Amca araya girdi. “Adını ben verdim. Çocukken evimizi aydınlatan gaz lambalarını çok severdim, gerçi halen çok seviyorum. Gece zifiri karanlık olurdu. Uykunun bir yerinde, tuvale gitmemiz gerektiği zaman anneme seslenirdik. Gözümüz karanlıktan başka bir şey görmezdi. Annem gelip lambayı yakınca oda ışıl ışıl olurdu. Dünyamız aydınlanırdı. Umut deyince aklıma, karanlıkta tökezleyip düşmek üzereyken, yakılan gaz lambası gelir. Her gün dua ediyorum Allah’a, yavrumun karanlık dünyasında attığı her adımı aydınlat, diye. Benim Umut’umun benden sonraki ışığı siz oldunuz. Allah razı olsun.”

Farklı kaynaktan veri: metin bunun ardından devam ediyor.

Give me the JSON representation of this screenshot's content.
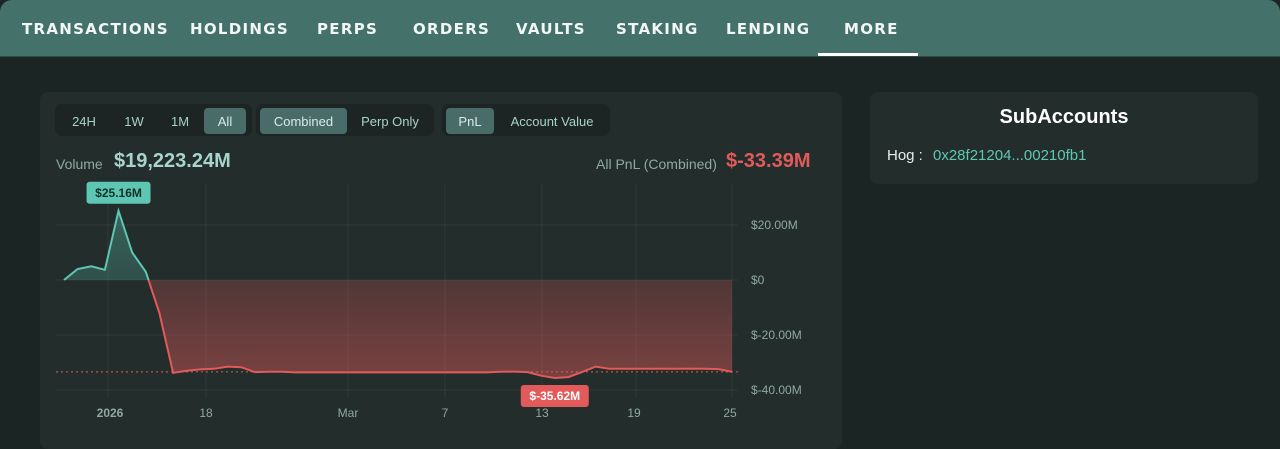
{
  "nav": {
    "tabs": [
      "TRANSACTIONS",
      "HOLDINGS",
      "PERPS",
      "ORDERS",
      "VAULTS",
      "STAKING",
      "LENDING",
      "MORE"
    ],
    "active_tab": "MORE"
  },
  "range_buttons": [
    "24H",
    "1W",
    "1M",
    "All"
  ],
  "active_range": "All",
  "scope_buttons": [
    "Combined",
    "Perp Only"
  ],
  "active_scope": "Combined",
  "metric_buttons": [
    "PnL",
    "Account Value"
  ],
  "active_metric": "PnL",
  "stats": {
    "volume_label": "Volume",
    "volume_value": "$19,223.24M",
    "pnl_label": "All PnL (Combined)",
    "pnl_value": "$-33.39M"
  },
  "colors": {
    "positive": "#5ec7b3",
    "negative": "#e25a5a",
    "nav_bg": "#44726b"
  },
  "subaccounts": {
    "title": "SubAccounts",
    "items": [
      {
        "name": "Hog :",
        "address": "0x28f21204...00210fb1"
      }
    ]
  },
  "chart_data": {
    "type": "area",
    "xtick_labels": [
      "2026",
      "18",
      "Mar",
      "7",
      "13",
      "19",
      "25"
    ],
    "ytick_labels": [
      "$20.00M",
      "$0",
      "$-20.00M",
      "$-40.00M"
    ],
    "ylim": [
      -40,
      25
    ],
    "y_unit": "$M",
    "max_label": "$25.16M",
    "min_label": "$-35.62M",
    "current_value": -33.39,
    "series": [
      {
        "x": [
          0,
          1,
          2,
          3,
          4,
          5,
          6,
          7,
          8,
          9,
          10,
          11,
          12,
          13,
          14,
          15,
          16,
          17,
          18,
          19,
          20,
          21,
          22,
          23,
          24,
          25,
          26,
          27,
          28,
          29,
          30,
          31,
          32,
          33,
          34,
          35,
          36,
          37,
          38,
          39,
          40,
          41,
          42,
          43,
          44,
          45,
          46,
          47,
          48,
          49
        ],
        "values": [
          0,
          4,
          5,
          3.7,
          25.16,
          10,
          3,
          -12,
          -33.8,
          -33,
          -32.5,
          -32.3,
          -31.5,
          -31.7,
          -33.5,
          -33.4,
          -33.4,
          -33.6,
          -33.6,
          -33.6,
          -33.6,
          -33.6,
          -33.6,
          -33.6,
          -33.6,
          -33.6,
          -33.6,
          -33.6,
          -33.6,
          -33.6,
          -33.6,
          -33.6,
          -33.4,
          -33.3,
          -33.5,
          -34.8,
          -35.62,
          -35.3,
          -33.5,
          -31.5,
          -32.3,
          -32.3,
          -32.3,
          -32.3,
          -32.2,
          -32.3,
          -32.2,
          -32.3,
          -32.4,
          -33.39
        ]
      }
    ]
  }
}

Sohbet bir süre daha sürdü. Sencer ve Mithat, ertesi gün yeniden gelip eşyalarını toparlayarak, ikisini de alıp gideceklerini söyledi.
O gece yaşlı adamın sevinçten gözüne uyku girmedi. Arada bir yatakta, oradan oraya döndüğünü duyuyordu torunu, uyku arasında. Gün ağarmaya yakın, onun şu cümleleri, çocuğun kulağına geldi. “Gözüm açık gitmeyecek.” Sonra, eve ağır bir sessizlik çöktü.
Ertesi gün öğlene doğru kapı çaldı. Geç açılan kapının diğer tarafında Umut vardı. Ağlıyordu. “Dedeme kaç sefer seslendim cevap vermedi. Elimle yokladım yatakta ama ses çıkartmıyor.”